On December 2012, a 29-year-old woman presented to our observation for facial cutaneous rash that had appeared about 10 months earlier. She had only a past history of allergy to penicillin. Medical history was unremarkable until February 2012, when was made her a diagnosis of impaired glucose tolerance (IGT), insulin-resistance (evaluated by hyperinsulinemic euglycemic clamp) and subclinical hypothyroidism. For this reasons after we obtained the written informed consent, she started metformin (500 mg/12 h), used off-label, plus levothyroxine (50 μg/die). Two days after the beginning of this treatment she noticed intense pruritus and burning in the center of the face. In about 1 month her skin rash worsened in severity and the eruption involved the whole face (except for orbicularis oculi), in particular malar areas and forehead like a butterfly with papules and teleangectasies (see Figure 1). During this time she was not taking any pharmacological or herbal products except for metformin and levothyroxine. Firstly a dermatologist diagnosed a rosacea and prescribed both minocycline and metronidazole for 1 month, without any benefit. The persistence of symptoms induced a new clinical examination and another dermatologist hypothesized a probable subacute cutaneous lupus like-syndrome and treated with cetirizine, vitamin E, total-block sunscreens and lincomicine, without clinical effects. A new dermatologist diagnosed a probable toxic mixoedema thyroid-based disease, so deflazacort (30 mg/day for 1 month) was started with a transient moderate improvement of symptoms that reappeared when the therapy was finished.

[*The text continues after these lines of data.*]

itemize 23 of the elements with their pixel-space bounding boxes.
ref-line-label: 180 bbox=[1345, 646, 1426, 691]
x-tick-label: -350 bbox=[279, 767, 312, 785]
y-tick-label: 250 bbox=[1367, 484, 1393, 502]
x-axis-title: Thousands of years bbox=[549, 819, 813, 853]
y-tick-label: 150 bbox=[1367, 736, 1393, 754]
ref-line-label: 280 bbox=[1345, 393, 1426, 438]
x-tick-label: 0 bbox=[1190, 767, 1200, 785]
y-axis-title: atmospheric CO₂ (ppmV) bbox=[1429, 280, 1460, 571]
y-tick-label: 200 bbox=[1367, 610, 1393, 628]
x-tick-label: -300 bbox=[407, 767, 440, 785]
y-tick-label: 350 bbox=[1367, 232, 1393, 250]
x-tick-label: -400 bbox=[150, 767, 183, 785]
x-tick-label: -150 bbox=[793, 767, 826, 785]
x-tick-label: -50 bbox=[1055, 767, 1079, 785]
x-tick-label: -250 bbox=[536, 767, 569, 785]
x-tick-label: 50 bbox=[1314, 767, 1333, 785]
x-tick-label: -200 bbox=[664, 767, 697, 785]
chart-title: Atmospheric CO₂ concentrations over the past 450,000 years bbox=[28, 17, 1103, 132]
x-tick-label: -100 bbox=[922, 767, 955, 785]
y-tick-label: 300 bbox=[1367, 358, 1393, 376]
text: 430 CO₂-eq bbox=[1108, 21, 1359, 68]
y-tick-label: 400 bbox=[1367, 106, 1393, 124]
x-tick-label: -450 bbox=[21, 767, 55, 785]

On December 02nd 2012, the patient forgot to take the metformin treatment and she noted a moderate improvement of pruritus, and due to this empiric experience she went to our observation. On admission clinical examination revealed the presence of erythema with papular eruption involving cheeks, glabella, perioral zone, until scalp and mandibular area. There was no involvement of neck, ears, shoulders, groin, thighs or knees. She was overweight (Body Mass Index = 28 kg/m2) and cardiopulmonary, abdominal, ophthalmologic systems were unremarkable. Laboratory findings (i.e. blood cells count, immunoglobulins, C3, C4, C-reactive protein, glucose, insulin, serum protein electrophoresis and urinalysis) were in normal range. Both an extensive autoimmune tests (i.e. antinuclear antineutrophil cytoplasmic, anti-Ro/SSA antibodies, anti double stranded-DNA antibodies cryoglobulins, rheumatoid factor) and infective serological screening (i.e. hepatitis B, C, helicobacter pylori) were negative too. A nailfold capillaroscopy showed a pattern of regular disposition of the capillary loops along with the nailbed.
In order to evaluate the association between metformin and facial rash, we re-administered metformin with an impairment of skin manifestation. According to the Naranjo probability scale [10], we documented a probable association (Naranjo Score 7/13) between facial rush and metformin administration. Metformin was stopped with a progressive remission of exanthema in about 1 month (Figures 2 and 3).
Type 2 diabetes mellitus is a serious and costly disease and the Diabetes Prevention Program Research Group demonstrated that treatment with metformin is able to reduce the incidence of diabetes in subjects with such risk factors including impaired glucose tolerance [11] and/or to reduce the insulin-resistance [12]. In agreement with these studies, after we advise the patient regarding the treatment and obtained the written informed consent, an off-label treatment with metformin was started. Metformin has been used clinically for many years with good safety profile, and rarely induces skin ADRs [6]. However, Salem and coworkers [7], described a leukocytosis vasculitis with purpuric necrotizing eruption in lower legs in a young woman during metformin’s treatment.